Further Continuing Appropriations and Disaster Relief Supplemental Appropriations Act 2025 (Section 217 "Report on Wearable Medical Devices")

This is a binding legislative provision enacted by the United States Congress that mandates the Comptroller General to conduct a technology assessment and submit a report to Congress within a specified timeframe.

The document has minimal coverage of risk domains, with brief mentions of AI system safety (7.3 - lack of robustness) and human-computer interaction (5.1 - overreliance). The focus is on assessing capabilities and limitations rather than governing specific risks. Coverage is limited to 2-3 subdomains at minimal levels.

The document primarily governs the Health Care and Social Assistance sector through its focus on wearable medical devices used in clinical decision-making. It also has minimal coverage of Scientific Research and Development Services through the mandated technology assessment.

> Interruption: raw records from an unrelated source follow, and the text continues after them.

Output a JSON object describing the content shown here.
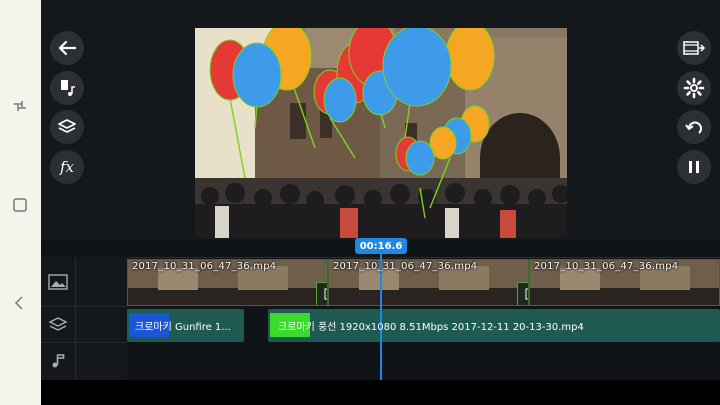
{
  "system_nav": {
    "recents_icon": "recents-icon",
    "home_icon": "home-icon",
    "back_icon": "back-icon"
  },
  "editor": {
    "fx_label": "fx",
    "playhead_time": "00:16.6"
  },
  "timeline": {
    "video_clips": [
      {
        "label": "2017_10_31_06_47_36.mp4"
      },
      {
        "label": "2017_10_31_06_47_36.mp4"
      },
      {
        "label": "2017_10_31_06_47_36.mp4"
      }
    ],
    "layers": [
      {
        "label": "크로마키 Gunfire 1..."
      },
      {
        "label": "크로마키 풍선 1920x1080 8.51Mbps 2017-12-11 20-13-30.mp4"
      }
    ]
  },
  "colors": {
    "accent": "#1e88e5",
    "panel": "#15181b",
    "clip_border": "#3d6b2e",
    "layer": "#1e5a52"
  }
}
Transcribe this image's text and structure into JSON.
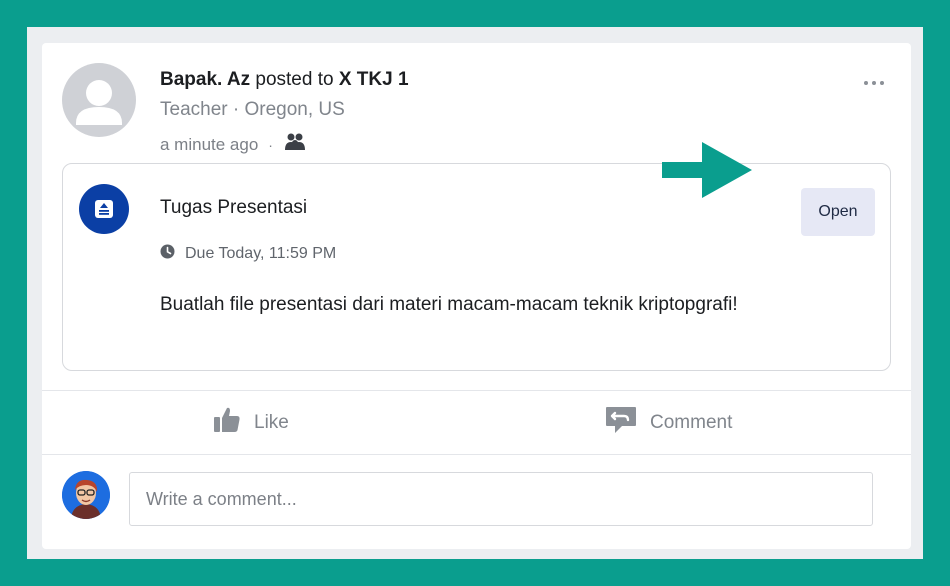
{
  "post": {
    "author": "Bapak. Az",
    "posted_to_text": "posted to",
    "group": "X TKJ 1",
    "role_location": "Teacher · Oregon, US",
    "time": "a minute ago",
    "separator": "·",
    "audience_icon": "group-icon",
    "more_icon": "more-horizontal-icon"
  },
  "assignment": {
    "icon": "assignment-icon",
    "title": "Tugas Presentasi",
    "due": "Due Today, 11:59 PM",
    "description": "Buatlah file presentasi dari materi macam-macam teknik kriptopgrafi!",
    "open_label": "Open"
  },
  "annotation": {
    "arrow_color": "#0a9e8e"
  },
  "actions": {
    "like_label": "Like",
    "comment_label": "Comment"
  },
  "comment_box": {
    "placeholder": "Write a comment..."
  },
  "colors": {
    "background": "#0a9e8e",
    "assignment_icon_bg": "#0b3fa5",
    "open_button_bg": "#e6e8f5"
  }
}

The document addresses multiple lifecycle stages with primary focus on deployment and operational monitoring of wearable medical devices. It covers the use of AI models in clinical settings, validation of treatment accuracy, and ongoing assessment of capabilities and limitations.

The document explicitly mentions artificial intelligence in the context of augmenting wearable medical device capabilities. It focuses on AI systems used in clinical decision-making but does not specify particular AI model types, compute thresholds, or distinguish between frontier, general purpose, or task-specific AI.